Отчего-то это известие больно царапнуло меня, гораздо больнее, чем рассказ о людоеде или классификация парков.
5. Последний день
В последний день я посетил К., своего давнего... не то чтобы друга, или приятеля, или товарища, или кореша, но больше, чем знакомого. Нас разделяла легкая эпистолярная ссора с осложнением в виде долгого отчуждения, так что я даже забыл его квартиру. И на полную катушку ощутил себя персонажем жестокой петербургской прозы, с недоумением застыв посреди двора-колодца . Потом-то так или иначе все разрешилось и вот я уже пил чай в образцовой ленинградской коммуналке с видом на Зимний. К. осведомился у меня о местной литературной жизни осторожно, словно выдавливал гной. Я рассказал, как умел; К. оставил на полях моего рассказа ряд язвительных ремарок, показав тем самым мнимость своего неведения.
Я ведь теперь красно-коричневый фашист, поведал мне К. мягко.
Я поинтересовался, чья это оценка чужая или его собственная.
Да нет, безмятежно сказал К., у нас простые критерии: не любишь Набокова значит, красно-коричневый фашист.
Я, припомнив диссидентское прошлое К., позволил себе усомниться хотя бы в его красноте.
Тут тоже просто, пояснил он с той же неумолимой логикой, жалеешь пенсионеров, значит, коммунист.
Мы помолчали, но не тягостно, а как-то хором, по-ленинградски.

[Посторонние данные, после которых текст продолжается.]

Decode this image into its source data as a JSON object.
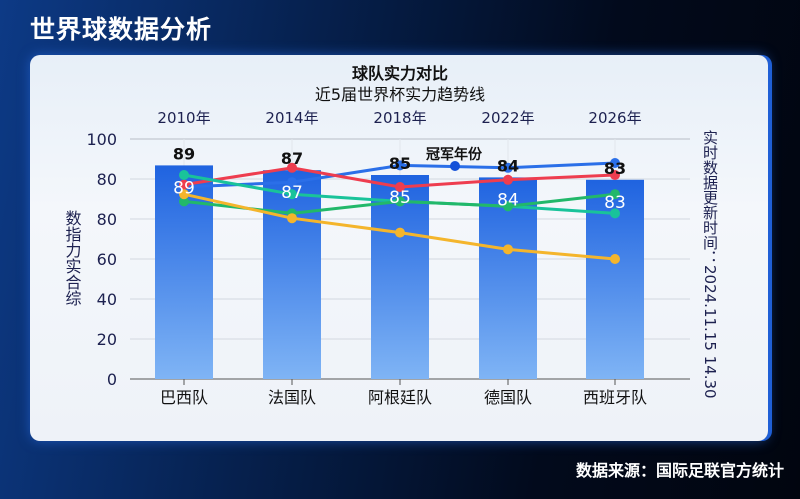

Вот тебе сюжет, сказал К. Наша коммуналка сам видишь где и стоит кучу денег. Вокруг ходят фирмы и пытаются нас расселить. Конкретно нам обещают за две эти комнаты трехкомнатную в центре. А вон там живет тетя Дуня со взрослыми сыновьями. Она запросила две квартиры, а когда ей предложили две, она запросила три. А попутно дядя Вася объяснил ей, что три не дадут, а если предложат, так это значит, что на самом деле обворуют и убьют. А тем временем цены еще подскочили, и ей говорят: "Ладно, три квартиры". И она отказывается в ужасе. И теперь меньше трех она не хочет, а если дают три, знает: обворуют и убьют. И до смерти проживет в коммуналке и мы вместе с ней, чтобы не было скучно.
Признаться, поначалу я подумал, что К. опять прибедняется в своей манере, но потом понял, что ситуация действительно почти безвыходная. Человек обрел свободу.
К. проводил меня до троллейбуса. Ожидая его, я раскусил аномалию Невского четные номера домов шли по левой стороне не как у людей.
В поезде стоял знакомый полумрак. Из соседнего плацкартного купе без дверей доносился энергичный голос:
В иностранных языках не блещет. Но читает, много читает: наклейки, титры... Да и русский язык в нем полно иностранных слов. Я считаю: знаешь русский, знаешь и иностранный. Но не блещет. Нет, не блещет. А через два года школу кончать. И если так пойдет, то через два года...
"Рай на земле", вспомнил я, засыпая. На этой мажорной ноте и закончу свои беспорядочные записки.